Education is important for youths, but why are so many in Yuma struggling in this field? Tardiness and low grades have led Arizona to become one of the worst-educated states in the U.S. Solutions to this problem are scarce, but Anya Kamenetz and a few others had some of their own to offer at the Horizon Symposium at Arizona Western College in November.
Begun in May of 2017, this event brings together those interested in improving education. Since the last symposium, AWC already has made graduation and finances much easier to acquire on campus while making sure students are enjoying their campus experience by adding cell-phone chargers. These changes were all made possible thanks to the motivations of its host, Kamenetz
Journalist, author and local speaker, Kamenetz is interested in the future of education. She has been recognized for her work, including “The Game Changer in Education,” published in the Huffington Post in 2010. She has won awards from the Education Writers Association in 2009, 2010 and 2015, and the Edward R. Murrow award for innovation from the Radio Television Digital News Association in 2017. Best of all, she uses her skills, experience and notoriety to speak to students and communities across the country.

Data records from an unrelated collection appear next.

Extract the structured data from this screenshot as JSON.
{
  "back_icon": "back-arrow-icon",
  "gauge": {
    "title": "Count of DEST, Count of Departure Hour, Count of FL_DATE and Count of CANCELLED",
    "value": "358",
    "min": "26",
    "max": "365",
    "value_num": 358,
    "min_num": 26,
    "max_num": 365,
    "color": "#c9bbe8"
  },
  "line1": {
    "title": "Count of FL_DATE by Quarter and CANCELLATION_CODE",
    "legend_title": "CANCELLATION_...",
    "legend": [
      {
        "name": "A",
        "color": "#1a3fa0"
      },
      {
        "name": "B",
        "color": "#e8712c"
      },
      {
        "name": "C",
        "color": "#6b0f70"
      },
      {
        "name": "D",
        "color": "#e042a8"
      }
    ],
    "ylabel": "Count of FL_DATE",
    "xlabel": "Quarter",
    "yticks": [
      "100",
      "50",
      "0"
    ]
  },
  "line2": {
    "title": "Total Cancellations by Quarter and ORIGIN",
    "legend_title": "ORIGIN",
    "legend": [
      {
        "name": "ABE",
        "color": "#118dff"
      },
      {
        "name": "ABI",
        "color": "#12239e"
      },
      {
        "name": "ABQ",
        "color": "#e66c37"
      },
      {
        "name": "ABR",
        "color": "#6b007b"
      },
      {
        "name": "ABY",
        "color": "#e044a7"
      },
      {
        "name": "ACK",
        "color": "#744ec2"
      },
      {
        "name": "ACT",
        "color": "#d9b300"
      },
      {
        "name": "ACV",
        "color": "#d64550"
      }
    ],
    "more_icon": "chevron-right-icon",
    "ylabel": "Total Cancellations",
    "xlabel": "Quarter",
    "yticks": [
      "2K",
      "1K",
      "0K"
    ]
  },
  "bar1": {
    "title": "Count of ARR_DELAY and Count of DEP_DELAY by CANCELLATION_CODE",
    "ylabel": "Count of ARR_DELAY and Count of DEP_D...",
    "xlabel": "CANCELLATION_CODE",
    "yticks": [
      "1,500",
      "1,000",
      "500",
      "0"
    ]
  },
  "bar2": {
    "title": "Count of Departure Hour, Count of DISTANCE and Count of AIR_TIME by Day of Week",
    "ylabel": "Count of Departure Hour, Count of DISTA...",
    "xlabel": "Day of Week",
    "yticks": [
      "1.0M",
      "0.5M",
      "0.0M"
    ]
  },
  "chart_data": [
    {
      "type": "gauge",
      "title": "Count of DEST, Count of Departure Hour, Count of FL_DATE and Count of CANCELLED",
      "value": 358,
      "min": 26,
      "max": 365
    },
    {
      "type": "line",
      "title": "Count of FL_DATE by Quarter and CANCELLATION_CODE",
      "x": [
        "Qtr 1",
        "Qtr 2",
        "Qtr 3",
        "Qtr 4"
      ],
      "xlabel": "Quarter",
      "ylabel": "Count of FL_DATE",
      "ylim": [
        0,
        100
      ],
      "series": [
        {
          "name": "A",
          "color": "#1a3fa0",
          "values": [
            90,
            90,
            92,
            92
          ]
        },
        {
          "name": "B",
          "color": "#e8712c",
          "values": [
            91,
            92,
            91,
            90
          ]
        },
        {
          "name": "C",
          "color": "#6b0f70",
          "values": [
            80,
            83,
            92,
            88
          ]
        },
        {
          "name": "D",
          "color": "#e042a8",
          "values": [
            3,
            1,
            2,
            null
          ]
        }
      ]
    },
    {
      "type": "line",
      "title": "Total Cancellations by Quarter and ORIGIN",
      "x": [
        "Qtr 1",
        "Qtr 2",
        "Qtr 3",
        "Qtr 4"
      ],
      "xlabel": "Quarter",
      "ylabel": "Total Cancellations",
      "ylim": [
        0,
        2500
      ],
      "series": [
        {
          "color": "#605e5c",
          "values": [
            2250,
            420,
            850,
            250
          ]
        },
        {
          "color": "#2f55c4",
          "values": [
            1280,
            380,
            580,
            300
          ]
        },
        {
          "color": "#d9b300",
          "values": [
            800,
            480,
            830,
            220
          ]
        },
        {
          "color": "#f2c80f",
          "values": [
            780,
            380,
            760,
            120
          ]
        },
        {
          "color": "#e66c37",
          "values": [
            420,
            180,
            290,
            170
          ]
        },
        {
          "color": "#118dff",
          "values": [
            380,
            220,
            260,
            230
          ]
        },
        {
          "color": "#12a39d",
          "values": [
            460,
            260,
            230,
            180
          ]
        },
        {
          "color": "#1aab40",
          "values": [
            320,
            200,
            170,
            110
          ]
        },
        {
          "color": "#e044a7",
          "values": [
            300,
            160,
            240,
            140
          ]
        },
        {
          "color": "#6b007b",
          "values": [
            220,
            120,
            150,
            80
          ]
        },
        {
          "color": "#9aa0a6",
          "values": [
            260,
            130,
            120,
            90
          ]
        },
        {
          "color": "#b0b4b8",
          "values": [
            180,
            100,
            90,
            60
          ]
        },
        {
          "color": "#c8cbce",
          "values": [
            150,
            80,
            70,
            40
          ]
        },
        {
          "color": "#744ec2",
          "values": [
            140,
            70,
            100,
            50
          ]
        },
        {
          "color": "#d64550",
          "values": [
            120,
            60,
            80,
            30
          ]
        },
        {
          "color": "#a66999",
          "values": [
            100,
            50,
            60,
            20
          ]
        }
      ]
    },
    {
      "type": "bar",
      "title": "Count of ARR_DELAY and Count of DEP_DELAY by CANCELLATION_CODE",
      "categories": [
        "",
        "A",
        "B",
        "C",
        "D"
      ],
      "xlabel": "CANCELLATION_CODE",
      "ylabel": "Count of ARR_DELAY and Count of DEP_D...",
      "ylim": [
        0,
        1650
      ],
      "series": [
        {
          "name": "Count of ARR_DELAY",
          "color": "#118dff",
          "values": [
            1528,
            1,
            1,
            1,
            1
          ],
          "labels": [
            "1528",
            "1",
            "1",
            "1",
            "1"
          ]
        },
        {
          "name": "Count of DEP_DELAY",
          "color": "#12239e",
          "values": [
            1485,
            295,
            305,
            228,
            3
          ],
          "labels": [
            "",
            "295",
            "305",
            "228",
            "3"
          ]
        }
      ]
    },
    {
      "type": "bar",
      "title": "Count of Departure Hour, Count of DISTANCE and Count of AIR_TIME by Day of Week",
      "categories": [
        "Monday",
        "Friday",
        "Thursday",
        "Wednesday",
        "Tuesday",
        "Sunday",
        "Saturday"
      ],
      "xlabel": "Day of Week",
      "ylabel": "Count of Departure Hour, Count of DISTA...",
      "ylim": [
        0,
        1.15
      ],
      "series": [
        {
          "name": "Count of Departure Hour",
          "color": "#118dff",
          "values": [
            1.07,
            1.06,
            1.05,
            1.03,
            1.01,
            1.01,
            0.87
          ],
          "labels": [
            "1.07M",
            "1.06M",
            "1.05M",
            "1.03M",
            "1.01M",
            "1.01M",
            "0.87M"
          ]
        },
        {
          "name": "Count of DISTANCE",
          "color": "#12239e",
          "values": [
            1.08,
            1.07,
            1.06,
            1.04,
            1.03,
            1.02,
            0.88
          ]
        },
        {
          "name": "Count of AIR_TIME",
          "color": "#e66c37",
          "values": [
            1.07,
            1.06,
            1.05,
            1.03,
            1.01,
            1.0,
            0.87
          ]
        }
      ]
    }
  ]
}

“The event is a half-day, TED Talk-style interactive event where college staff will work with community members to imagine a thriving, sustaining future for higher education in the region,” said Lori Stofft, vice president of Advancement at AWC. “When the initial symposium was held two years ago, nearly 480 people participated in the event from the Yuma, Parker and San Luis campuses.”
Held in the Schoening Conference Center, the event housed hundreds of community members – supporters, college staff and students. Kamenetz and other members of the Strategic Planning team talked about how they are impacting students in their education and their campus experience. They discussed how they are making services such as financial aid more accessible to students and how they are opening new groups to students, such as a cooking class and even an e-sports club.
“AWC has made improvements in integrating AWC sports on a national level, including e-sports,” explains Mandi Soulliard, professor of Information Technology Services & Support. “I’m really excited about this because it shows how AWC is trying to help students – gamers especially – feel integrated with the rest of the campus life, and to no longer feel outcasted for their hobbies.”
After Kamenetz and the Strategic Planning team took the stage to explain how they planned to help AWC improve both on an education and personal level, they gave guests an opportunity to develop a work plan of their own. Guests at each table were given instruction sheets and laptops to try and come up with their own plans for the community, which were then emailed to AWC.
“I think doing this is important as it helps identify factors that help the student be successful, and so we can hear different opinions on how we can tackle these issues in our community,” said Lydia Blackthunder, a representative of Arizona@Work, an organization that helps people look at labor markets and find employment. “It’s good that we try and address these issues as a group and come up with ways to solve them so that students can be more successful.”
That success is definitely showing on the Horizon.